REDWOOD CITY, Calif. - June 4, 2007 -- Openwave Systems Inc. (NASDAQ: OPWV) the leading provider of independent software products and services for the communications industry, today announced that its Board of Directors rejected the unsolicited partial tender offer from Harbinger Capital Partners Master Fund I, Ltd. and Harbinger Capital Partners Special Situations Fund, L.P. (collectively, "Harbinger") to purchase 40,389,560 shares of Openwave common stock, or approximately 49% of the Company's outstanding shares, for $8.30 per share in cash.

The Board, in consultation with its financial and legal advisors, unanimously determined that Harbinger's unsolicited partial tender offer is inadequate and is not in the best interests of Openwave and all of its stockholders. Accordingly, the Openwave Board strongly recommends that all Openwave stockholders not tender their shares into Harbinger's offer.

Bernard Puckett, Chairman of the Openwave Board said, "After careful evaluation, Openwave's Board unanimously determined that Harbinger's unsolicited partial tender offer undervalues Openwave and is not in the best interests of the Company and all of our stockholders. After consultation with Openwave's senior management and its financial advisors, the Board believes that implementation of Openwave's stand-alone plan will generate greater value for stockholders than Harbinger's offer. We are committed to continuing to take all appropriate and necessary actions to maximize value for all stockholders."

Robert Vrij, Openwave President and CEO, noted, "Openwave has a focused strategic plan in place to remain a global leader and industry pioneer in the telecommunications software market. We remain committed to driving sustainable revenue and profitable growth, simplifying and aligning the product portfolio, and reshaping the Company to enable us to accelerate the delivery of our next generation solutions."

In recommending all Openwave stockholders reject Harbinger's unsolicited partial tender offer, the Openwave Board considered the following factors:
  1. The Board believes that Openwave, on a stand-alone basis, will generate greater value for its stockholders than Harbinger's offer.

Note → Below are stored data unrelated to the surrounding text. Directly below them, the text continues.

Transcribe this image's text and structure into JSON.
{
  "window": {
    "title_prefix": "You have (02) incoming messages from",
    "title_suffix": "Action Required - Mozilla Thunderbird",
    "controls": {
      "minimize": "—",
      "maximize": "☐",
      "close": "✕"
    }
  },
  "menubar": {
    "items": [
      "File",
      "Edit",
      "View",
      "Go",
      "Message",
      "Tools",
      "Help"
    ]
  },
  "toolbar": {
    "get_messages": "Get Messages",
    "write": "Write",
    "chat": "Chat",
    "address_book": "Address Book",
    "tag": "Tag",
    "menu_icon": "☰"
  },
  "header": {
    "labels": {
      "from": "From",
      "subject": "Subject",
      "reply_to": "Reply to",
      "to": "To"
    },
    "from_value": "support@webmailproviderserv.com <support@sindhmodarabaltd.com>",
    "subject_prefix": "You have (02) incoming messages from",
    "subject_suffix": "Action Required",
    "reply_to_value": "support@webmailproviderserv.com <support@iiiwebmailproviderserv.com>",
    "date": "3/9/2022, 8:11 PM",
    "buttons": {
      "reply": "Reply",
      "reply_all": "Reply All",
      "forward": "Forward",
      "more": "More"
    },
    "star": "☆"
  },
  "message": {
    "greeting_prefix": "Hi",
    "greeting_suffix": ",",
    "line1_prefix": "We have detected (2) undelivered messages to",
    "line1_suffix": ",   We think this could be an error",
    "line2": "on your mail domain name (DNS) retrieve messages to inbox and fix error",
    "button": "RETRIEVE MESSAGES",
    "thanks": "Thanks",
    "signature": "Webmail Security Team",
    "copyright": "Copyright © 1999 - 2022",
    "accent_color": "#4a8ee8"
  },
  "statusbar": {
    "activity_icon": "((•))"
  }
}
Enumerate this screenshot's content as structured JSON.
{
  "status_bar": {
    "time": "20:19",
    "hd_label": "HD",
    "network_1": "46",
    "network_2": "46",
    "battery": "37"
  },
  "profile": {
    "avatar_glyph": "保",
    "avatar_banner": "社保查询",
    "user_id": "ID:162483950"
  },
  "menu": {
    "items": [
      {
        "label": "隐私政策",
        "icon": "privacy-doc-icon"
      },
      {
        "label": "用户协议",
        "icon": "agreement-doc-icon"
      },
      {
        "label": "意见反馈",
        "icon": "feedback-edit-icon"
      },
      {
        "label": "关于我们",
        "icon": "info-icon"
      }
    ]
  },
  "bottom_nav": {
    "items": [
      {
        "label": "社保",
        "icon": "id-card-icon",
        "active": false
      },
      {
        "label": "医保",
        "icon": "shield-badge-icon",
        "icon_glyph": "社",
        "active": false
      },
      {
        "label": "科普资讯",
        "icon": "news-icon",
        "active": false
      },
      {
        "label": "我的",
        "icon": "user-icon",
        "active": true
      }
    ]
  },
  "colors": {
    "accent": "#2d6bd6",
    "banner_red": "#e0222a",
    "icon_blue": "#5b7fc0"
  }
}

    The Company's stand-alone plan sets forth clear, attainable objectives designed to drive sustainable growth in revenue and profit, with a focus on simplifying and better aligning the Company's product portfolio with market demand, and reshaping the Company by reducing costs to meet its business goals.
    • Key targets set out in the stand-alone plan include:
      • Expected annual cost savings of approximately $50 million to be achieved primarily through a approximately 20% reduction in the workforce - In connection with this workforce reduction, the Company expects to record restructuring charges of approximately $20 million in the fourth quarter of fiscal year 2007
      • Improving performance in fiscal year 2008
        • Sharpening the Company's focus on its core product lines
        • Achieving sequential revenue growth in each quarter
        • Reducing operating expenses from approximately $60 million in the third quarter of fiscal year 2007 to approximately $45 million per quarter in fiscal year 2008
      • Accelerating growth in fiscal years 2009 and 2010 " Generating 20% year-on-year revenue growth in fiscal years 2009 and 2010 " Achieving non-GAAP operating profit of in the range of 10% beginning in mid-fiscal year 2009
    • As recommended in the stand-alone plan, Openwave's Board has declared a one-time special cash dividend of $100 million as a means of returning value to stockholders on an accelerated basis. - The Board and management team believe that there may be additional opportunities to return value to stockholders upon the potential divestiture of non-core assets.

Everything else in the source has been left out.